OK, finally something taken with gear comparable to your T3, except the T2i has the 18 mpx sensor so your T3 should have a slight edge at higher ISO and this was taken at ISO 800
And another bird. These guys are very fast and only going across a swimming pool so they are just in the air a few seconds.
As I said before, shoot raw. Raw files have easily 80% more information in them than the JPEGs, if you need to fix white balance or darken highlights/ brighten shadows, you have way more latitude to do it.
Some bodies have 3 focus modes, some only have 2. You only really need 2. One shot mode is great for focus and recompose but is not super for fast subjects. If your subject is moving you are better off setting Servo mode and turning on all the focus points because it will track what is under the focus points.

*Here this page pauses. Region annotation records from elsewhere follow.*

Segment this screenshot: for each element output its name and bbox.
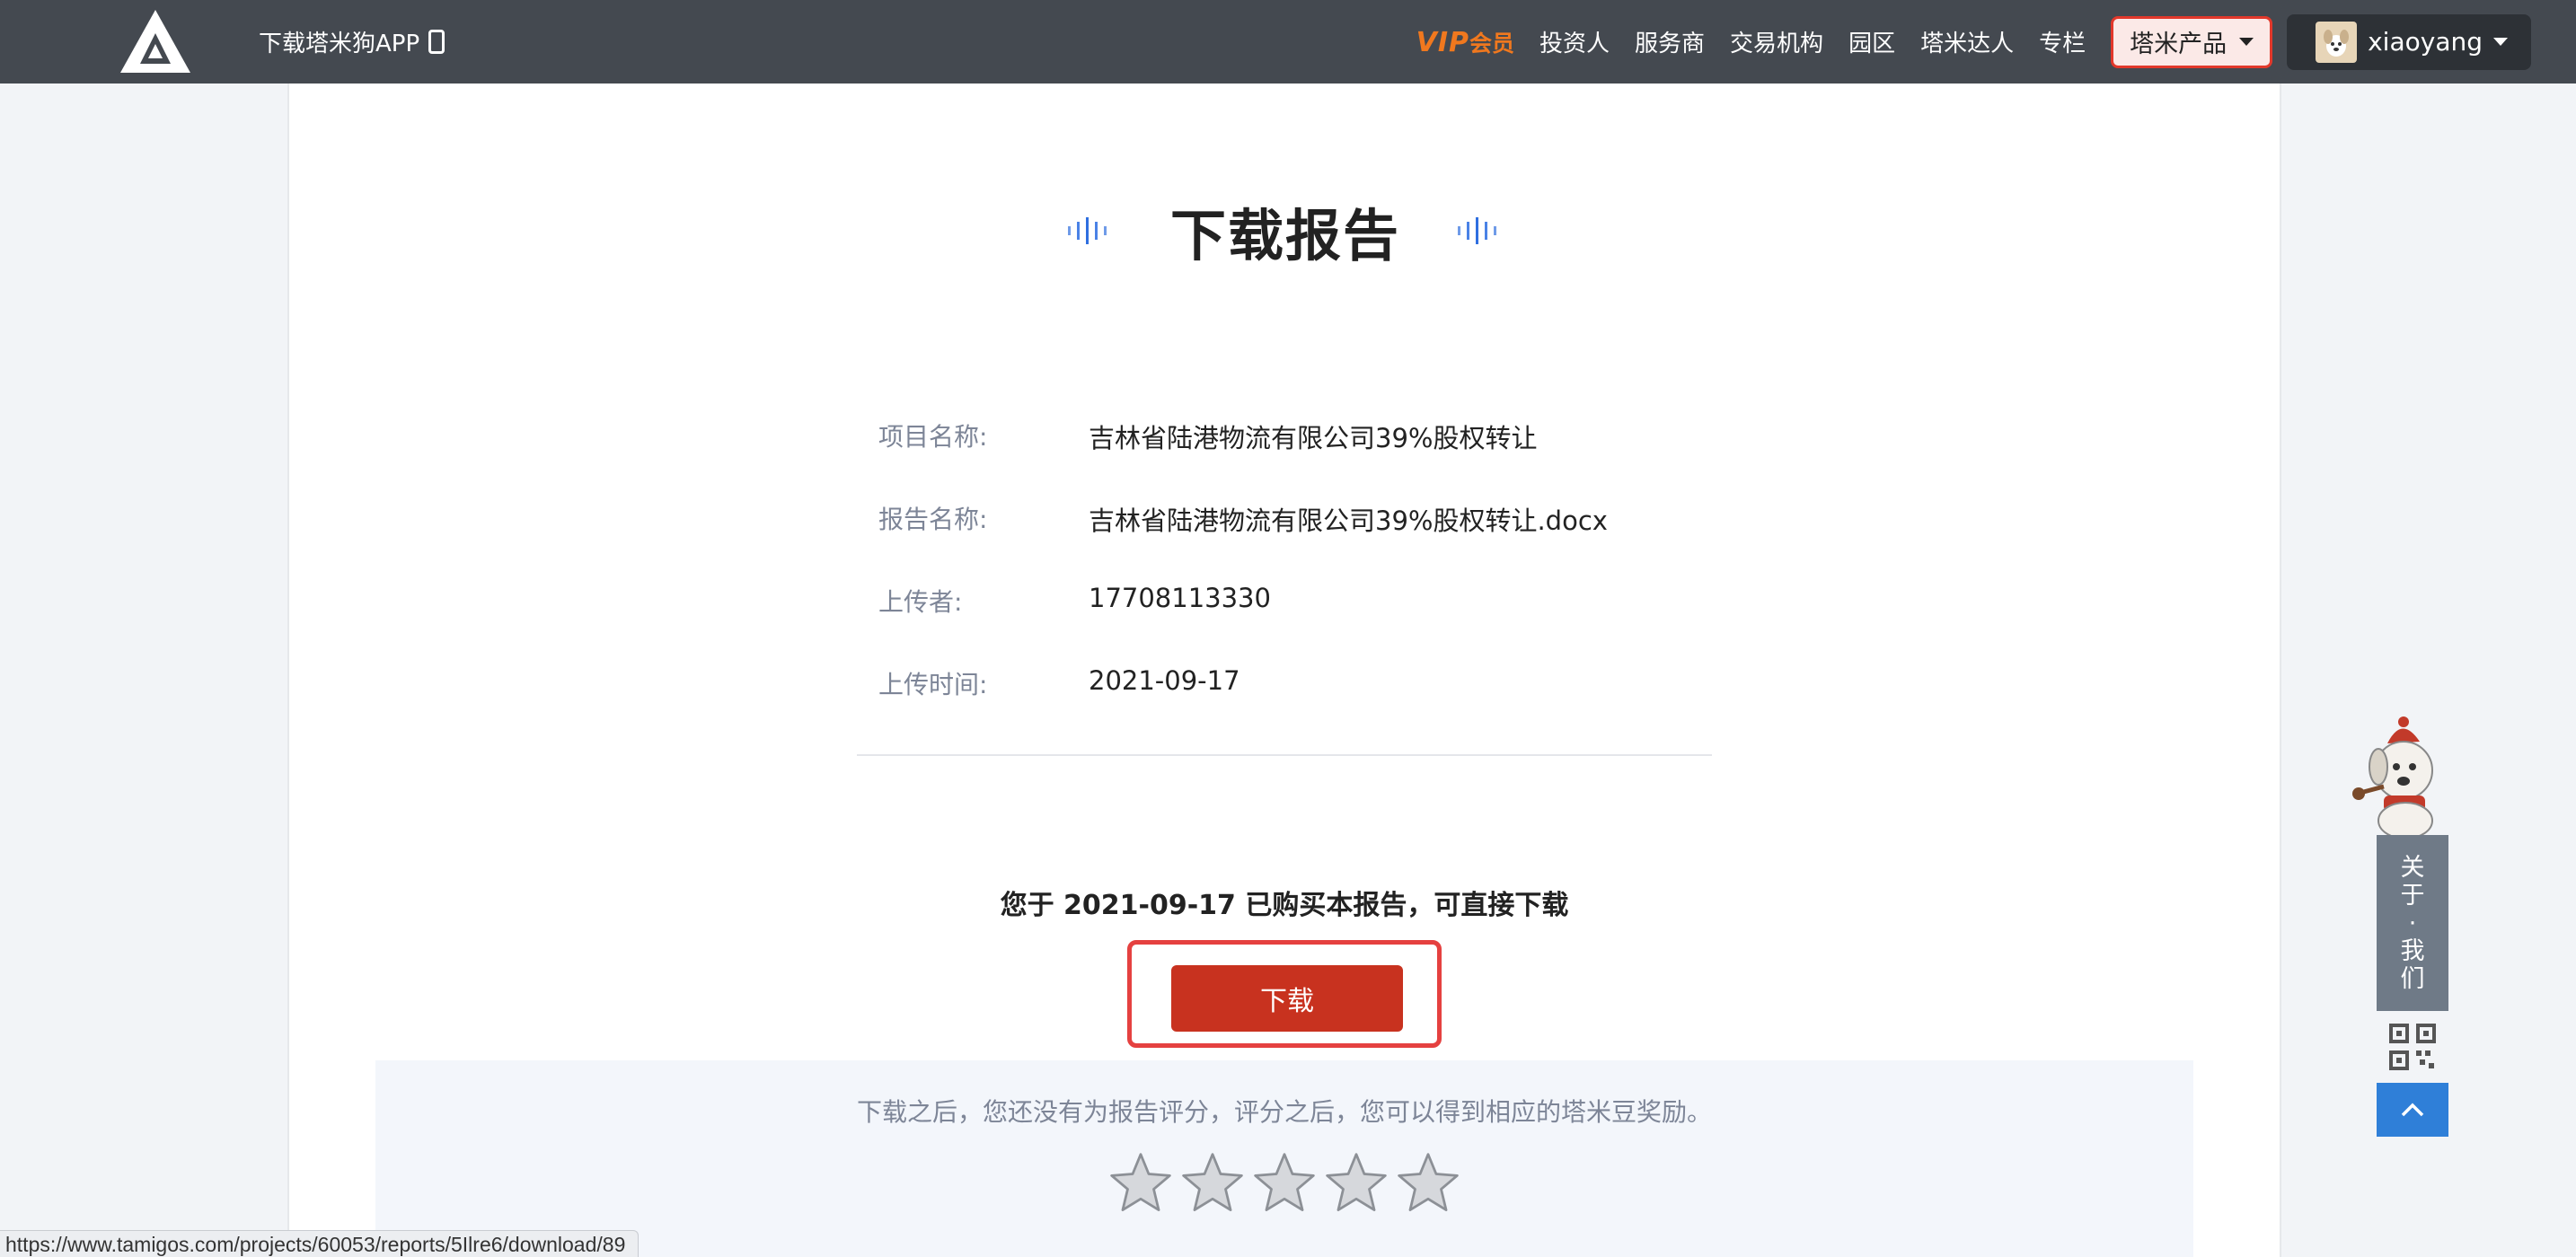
- info-row-report: 报告名称: 吉林省陆港物流有限公司39%股权转让.docx: [878, 500, 1732, 583]
- info-value: 吉林省陆港物流有限公司39%股权转让: [1089, 423, 1538, 453]
- nav-link-parks[interactable]: 园区: [1848, 25, 1895, 58]
- download-app-link[interactable]: 下载塔米狗APP: [259, 0, 446, 84]
- vip-mark: VIP: [1416, 26, 1469, 58]
- info-row-uploader: 上传者: 17708113330: [878, 583, 1732, 665]
- report-info-list: 项目名称: 吉林省陆港物流有限公司39%股权转让 报告名称: 吉林省陆港物流有限…: [878, 418, 1732, 748]
- info-value: 2021-09-17: [1089, 665, 1240, 696]
- avatar: [2316, 21, 2358, 63]
- about-char: 关: [2400, 853, 2425, 882]
- user-menu[interactable]: xiaoyang: [2287, 13, 2531, 70]
- dog-avatar-icon: [2324, 29, 2350, 57]
- divider: [857, 754, 1712, 756]
- sound-wave-decoration-icon: [1067, 217, 1107, 244]
- chevron-down-icon: [2493, 38, 2508, 46]
- info-row-project: 项目名称: 吉林省陆港物流有限公司39%股权转让: [878, 418, 1732, 500]
- product-menu-button[interactable]: 塔米产品: [2111, 15, 2273, 68]
- info-value: 吉林省陆港物流有限公司39%股权转让.docx: [1089, 505, 1608, 536]
- username: xiaoyang: [2368, 27, 2483, 57]
- info-label: 上传者:: [878, 587, 963, 617]
- status-bar-url: https://www.tamigos.com/projects/60053/r…: [0, 1230, 640, 1257]
- star-rating: [375, 1150, 2193, 1217]
- nav-link-columns[interactable]: 专栏: [2039, 25, 2086, 58]
- nav-link-experts[interactable]: 塔米达人: [1920, 25, 2014, 58]
- info-label: 项目名称:: [878, 422, 988, 452]
- star-icon[interactable]: [1395, 1150, 1461, 1217]
- vip-label: 会员: [1469, 30, 1515, 57]
- nav-link-investors[interactable]: 投资人: [1539, 25, 1610, 58]
- info-value: 17708113330: [1089, 583, 1271, 613]
- purchase-note: 您于 2021-09-17 已购买本报告，可直接下载: [1000, 890, 1569, 921]
- nav-right-group: VIP 会员 投资人 服务商 交易机构 园区 塔米达人 专栏 塔米产品 xiao…: [1416, 0, 2531, 84]
- star-icon[interactable]: [1251, 1150, 1318, 1217]
- product-menu-label: 塔米产品: [2130, 31, 2228, 58]
- tamigo-logo-icon[interactable]: [119, 8, 192, 75]
- top-navbar: 下载塔米狗APP VIP 会员 投资人 服务商 交易机构 园区 塔米达人 专栏 …: [0, 0, 2576, 84]
- star-icon[interactable]: [1323, 1150, 1389, 1217]
- mobile-phone-icon: [428, 30, 446, 54]
- chevron-up-icon: [2401, 1103, 2424, 1117]
- nav-link-institutions[interactable]: 交易机构: [1730, 25, 1823, 58]
- qr-code-icon[interactable]: [2389, 1024, 2436, 1070]
- rating-panel: 下载之后，您还没有为报告评分，评分之后，您可以得到相应的塔米豆奖励。: [375, 1060, 2193, 1257]
- report-download-card: 下载报告 项目名称: 吉林省陆港物流有限公司39%股权转让 报告名称: 吉林省陆…: [287, 84, 2281, 1257]
- about-char: ·: [2408, 909, 2417, 937]
- star-icon[interactable]: [1179, 1150, 1246, 1217]
- sound-wave-decoration-icon: [1458, 217, 1496, 244]
- title-row: 下载报告: [289, 195, 2280, 268]
- about-char: 于: [2400, 881, 2425, 910]
- about-char: 们: [2400, 964, 2425, 993]
- download-button[interactable]: 下载: [1171, 965, 1403, 1032]
- chevron-down-icon: [2239, 38, 2254, 46]
- download-app-label: 下载塔米狗APP: [259, 31, 420, 57]
- back-to-top-button[interactable]: [2377, 1083, 2448, 1137]
- rating-hint: 下载之后，您还没有为报告评分，评分之后，您可以得到相应的塔米豆奖励。: [856, 1097, 1712, 1127]
- about-char: 我: [2400, 936, 2425, 965]
- info-label: 上传时间:: [878, 670, 988, 699]
- dog-mascot-icon: [2352, 716, 2433, 839]
- info-label: 报告名称:: [878, 505, 988, 534]
- info-row-upload-time: 上传时间: 2021-09-17: [878, 665, 1732, 748]
- about-us-tab[interactable]: 关 于 · 我 们: [2377, 835, 2448, 1011]
- nav-link-service-providers[interactable]: 服务商: [1635, 25, 1705, 58]
- vip-link[interactable]: VIP 会员: [1416, 26, 1514, 58]
- star-icon[interactable]: [1107, 1150, 1174, 1217]
- page-title: 下载报告: [1169, 203, 1400, 268]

Most of the time I only use one focus point, even with the 5D Mk III where all the focus points are pretty impressive. The centre point on the Rebel is much better than the rest so it does all the work unless I need the rest to track something that goes fast, and bobs and weaves.
Most of the time I shoot in Aperture Priority mode (Av) because it lets me control DOF and not have to worry too much about shutter speed. With the bigger bodies, in Manual mode you control shutter and aperture with separate dials. With a Rebel, you use the same dial and press a button on the back. That is slower.
I usually only use a couple of metering modes, mostly I think it’s called Centre Weighted Average, the open rectangle. When I need finer control I use spot metering. The Rebel has one spot meter, some of the bigger bodies have a coarse spot and a fine spot.
Usually I have drive set to multiple shots. Slow multiple of bodies that offer fast and slow, the Rebel only offers one speed.